PayPal may also just be hoping to clear up some of the confusion that has surrounded its support for crowdfunding platforms so far; both creators and buyers have reported stumbling over PayPal’s terms. PayPal technically treats crowdfunding and “preselling” differently, even though crowdfunding projects often essentially function as preorders. As Glenn Fleishman reported on Medium, one of Kickstarter’s largest failures led to a messy refund situation where some customers who preordered the Zano drone outside of Kickstarter received their units first, and were able to receive refunds, while people who tried to receive chargebacks through Kickstarter were rejected.
The new policy means that people who use PayPal to support crowdfunding projects won’t be able to recoup their money by disputing the charge — meaning PayPal won’t provide relief if a project fails to deliver, delivers a broken product, or is completely fraudulent.
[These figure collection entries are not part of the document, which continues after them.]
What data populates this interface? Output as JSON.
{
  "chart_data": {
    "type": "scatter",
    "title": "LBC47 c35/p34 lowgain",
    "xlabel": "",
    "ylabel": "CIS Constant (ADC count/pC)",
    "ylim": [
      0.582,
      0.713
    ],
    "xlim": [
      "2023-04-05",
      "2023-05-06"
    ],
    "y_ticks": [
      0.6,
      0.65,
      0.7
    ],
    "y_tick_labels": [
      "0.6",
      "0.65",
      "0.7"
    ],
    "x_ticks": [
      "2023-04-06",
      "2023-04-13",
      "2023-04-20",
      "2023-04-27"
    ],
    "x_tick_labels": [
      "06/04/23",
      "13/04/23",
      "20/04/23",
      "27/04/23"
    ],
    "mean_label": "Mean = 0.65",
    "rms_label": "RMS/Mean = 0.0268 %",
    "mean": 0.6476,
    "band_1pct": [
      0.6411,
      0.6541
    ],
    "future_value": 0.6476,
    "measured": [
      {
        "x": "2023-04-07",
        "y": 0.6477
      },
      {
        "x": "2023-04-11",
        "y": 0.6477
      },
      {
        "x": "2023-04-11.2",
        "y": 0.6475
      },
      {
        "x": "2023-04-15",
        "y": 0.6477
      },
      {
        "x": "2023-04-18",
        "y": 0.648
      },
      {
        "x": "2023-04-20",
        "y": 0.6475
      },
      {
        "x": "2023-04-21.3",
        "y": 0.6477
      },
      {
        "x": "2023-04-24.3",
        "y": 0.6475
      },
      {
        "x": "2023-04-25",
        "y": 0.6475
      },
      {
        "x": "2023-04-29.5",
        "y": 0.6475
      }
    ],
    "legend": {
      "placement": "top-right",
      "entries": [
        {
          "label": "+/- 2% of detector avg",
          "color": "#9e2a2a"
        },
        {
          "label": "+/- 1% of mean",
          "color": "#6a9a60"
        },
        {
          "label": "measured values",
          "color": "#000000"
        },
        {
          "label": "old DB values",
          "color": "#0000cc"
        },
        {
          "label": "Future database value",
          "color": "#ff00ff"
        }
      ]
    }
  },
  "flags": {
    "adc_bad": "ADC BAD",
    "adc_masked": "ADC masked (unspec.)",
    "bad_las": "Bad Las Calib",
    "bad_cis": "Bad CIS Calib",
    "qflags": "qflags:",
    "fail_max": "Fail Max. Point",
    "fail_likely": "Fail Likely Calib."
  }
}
The change mostly impacts Indiegogo; Kickstarter payments were already not protected by PayPal. (Kickstarter itself also does not take any responsibility for fulfilling rewards, and does not permit people who funded successful projects to request chargebacks.) We’ve asked PayPal to explain the reason for the change, but it’s likely the company just doesn’t want to assume the risk from crowdfunding’s ongoing trust problem.
PayPal issued the following statement about the change:
In Australia, Brazil, Canada, Japan, United States and other countries, we have excluded payments made to crowdfunding campaigns from our buyer protection programs. This is consistent with the risks and uncertainties involved in contributing to crowdfunding campaigns, which do not guarantee a return for the investment made in these types of campaigns. We work with our crowdfunding platform partners to encourage fundraisers to communicate the risks involved in investing in their campaign to donors.
Gone are the days of pledging your support for a potato salad, safe in the knowledge that you’ll be protected even if the mayonnaise is subpar. It was a simpler time.